Beckett’s use of multiple perspectives in the novel shows us how dangerous the Hero’s Journey is. Unlike traditional coming-of-age stories, Beckett gives us perspectives outside of the young ingenue and dips the reader into the minds of those who love, hate, help, and hinder him. John’s actions are courageous and history-making for sure, but by forcing us into the minds of those around him, we can no longer see his actions as a singular story. Beckett rips these minor characters (John’s NPCs, one could say) from their two-dimensional tropes and thrusts them into the spotlight as protagonists with their own stories.

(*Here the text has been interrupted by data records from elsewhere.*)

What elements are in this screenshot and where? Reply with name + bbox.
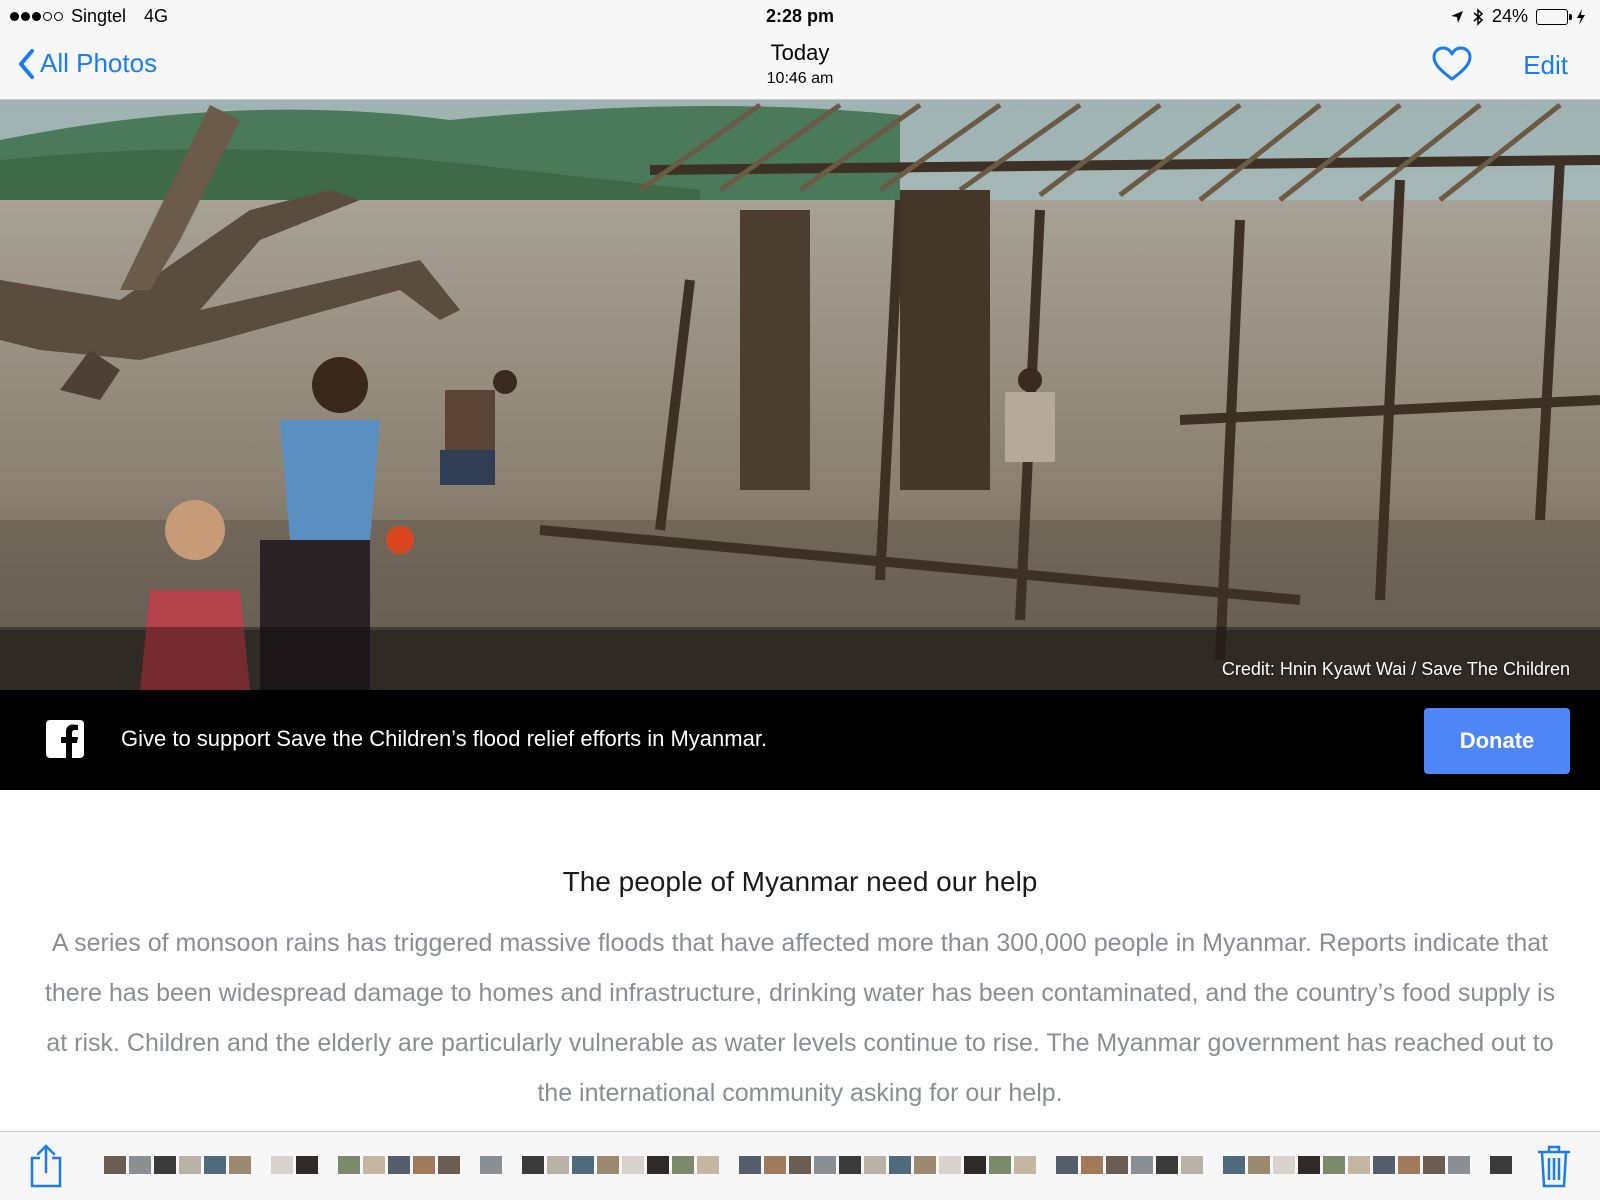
film-strip-thumbnail[interactable] (1448, 1156, 1470, 1174)
film-strip-thumbnail[interactable] (154, 1156, 176, 1174)
film-strip-thumbnail[interactable] (1156, 1156, 1178, 1174)
donate-banner: Give to support Save the Children’s floo… (0, 690, 1600, 790)
film-strip-thumbnail[interactable] (1014, 1156, 1036, 1174)
film-strip-thumbnail[interactable] (1223, 1156, 1245, 1174)
film-strip-thumbnail[interactable] (597, 1156, 619, 1174)
film-strip-thumbnail[interactable] (1248, 1156, 1270, 1174)
film-strip-thumbnail[interactable] (1348, 1156, 1370, 1174)
film-strip-thumbnail[interactable] (939, 1156, 961, 1174)
film-strip-thumbnail[interactable] (789, 1156, 811, 1174)
share-icon (30, 1144, 62, 1188)
film-strip-thumbnail[interactable] (438, 1156, 460, 1174)
edit-button[interactable]: Edit (1523, 50, 1568, 81)
article-body: A series of monsoon rains has triggered … (44, 929, 1556, 1107)
film-strip-thumbnail[interactable] (814, 1156, 836, 1174)
navigation-bar: All Photos Today 10:46 am Edit (0, 34, 1600, 100)
film-strip-thumbnail[interactable] (271, 1156, 293, 1174)
film-strip-thumbnail[interactable] (764, 1156, 786, 1174)
film-strip-thumbnail[interactable] (104, 1156, 126, 1174)
nav-title-group: Today 10:46 am (0, 40, 1600, 88)
film-strip-thumbnail[interactable] (1106, 1156, 1128, 1174)
share-button[interactable] (28, 1144, 64, 1188)
film-strip-thumbnail[interactable] (989, 1156, 1011, 1174)
battery-percent: 24% (1491, 6, 1528, 26)
delete-button[interactable] (1536, 1144, 1572, 1188)
film-strip-thumbnail[interactable] (1398, 1156, 1420, 1174)
banner-message: Give to support Save the Children’s floo… (121, 726, 768, 751)
film-strip-thumbnail[interactable] (1423, 1156, 1445, 1174)
film-strip-thumbnail[interactable] (204, 1156, 226, 1174)
page-subtitle: 10:46 am (766, 70, 834, 87)
page-title: Today (770, 40, 830, 65)
photo-film-strip[interactable] (104, 1154, 1514, 1176)
location-arrow-icon (1450, 10, 1463, 23)
photo-illustration (0, 100, 1600, 690)
article-title: The people of Myanmar need our help (562, 866, 1038, 897)
film-strip-thumbnail[interactable] (1298, 1156, 1320, 1174)
film-strip-thumbnail[interactable] (338, 1156, 360, 1174)
film-strip-thumbnail[interactable] (1323, 1156, 1345, 1174)
bottom-toolbar (0, 1131, 1600, 1200)
photo-credit: Credit: Hnin Kyawt Wai / Save The Childr… (1221, 659, 1570, 679)
film-strip-thumbnail[interactable] (1131, 1156, 1153, 1174)
film-strip-thumbnail[interactable] (572, 1156, 594, 1174)
film-strip-thumbnail[interactable] (179, 1156, 201, 1174)
film-strip-thumbnail[interactable] (413, 1156, 435, 1174)
film-strip-thumbnail[interactable] (1490, 1156, 1512, 1174)
film-strip-thumbnail[interactable] (889, 1156, 911, 1174)
film-strip-thumbnail[interactable] (672, 1156, 694, 1174)
film-strip-thumbnail[interactable] (697, 1156, 719, 1174)
favorite-button[interactable] (1432, 46, 1472, 82)
status-right: 24% (1450, 6, 1586, 27)
film-strip-thumbnail[interactable] (1181, 1156, 1203, 1174)
heart-icon (1432, 46, 1472, 81)
film-strip-thumbnail[interactable] (864, 1156, 886, 1174)
film-strip-thumbnail[interactable] (480, 1156, 502, 1174)
film-strip-thumbnail[interactable] (363, 1156, 385, 1174)
donate-button[interactable]: Donate (1424, 708, 1570, 774)
film-strip-thumbnail[interactable] (388, 1156, 410, 1174)
film-strip-thumbnail[interactable] (129, 1156, 151, 1174)
film-strip-thumbnail[interactable] (1273, 1156, 1295, 1174)
charging-bolt-icon (1577, 8, 1585, 25)
film-strip-thumbnail[interactable] (914, 1156, 936, 1174)
film-strip-thumbnail[interactable] (839, 1156, 861, 1174)
film-strip-thumbnail[interactable] (1056, 1156, 1078, 1174)
film-strip-thumbnail[interactable] (547, 1156, 569, 1174)
film-strip-thumbnail[interactable] (229, 1156, 251, 1174)
flood-photo[interactable]: Credit: Hnin Kyawt Wai / Save The Childr… (0, 100, 1600, 690)
film-strip-thumbnail[interactable] (1081, 1156, 1103, 1174)
film-strip-thumbnail[interactable] (522, 1156, 544, 1174)
film-strip-thumbnail[interactable] (739, 1156, 761, 1174)
status-bar: Singtel 4G 2:28 pm 24% (0, 0, 1600, 34)
film-strip-thumbnail[interactable] (647, 1156, 669, 1174)
film-strip-thumbnail[interactable] (1373, 1156, 1395, 1174)
film-strip-thumbnail[interactable] (964, 1156, 986, 1174)
status-time: 2:28 pm (765, 6, 835, 26)
film-strip-thumbnail[interactable] (622, 1156, 644, 1174)
battery-icon (1536, 8, 1572, 25)
facebook-logo-icon (46, 720, 84, 758)
bluetooth-icon (1473, 7, 1484, 26)
film-strip-thumbnail[interactable] (296, 1156, 318, 1174)
trash-icon (1538, 1145, 1570, 1188)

And in some of them, John isn’t the hero. He’s the villain.

I won’t tell you anything else about Dark Eden except it’s one of three books in a trilogy about blind belief, the rippling actions of the rash, and the unintended consequences of sin. Despite Beckett’s alien setting, his story is eerily familiar.
You should read this book if: you’re a fan of science fiction or creation myths, enjoy multi-perspective books, or didn’t have to look up the term “linguistic drift” (spoiler, I did). There’s something in Dark Eden for most readers, and after reading other reviews, it’s clear this “something” is different for everyone. I might have cut the creation story from my bones, but in its place is a restlessness akin to John Redlanterns. If you’ve ever felt the same anxious stirrings, give Dark Eden fifty pages of your time; you might end up finishing the whole series.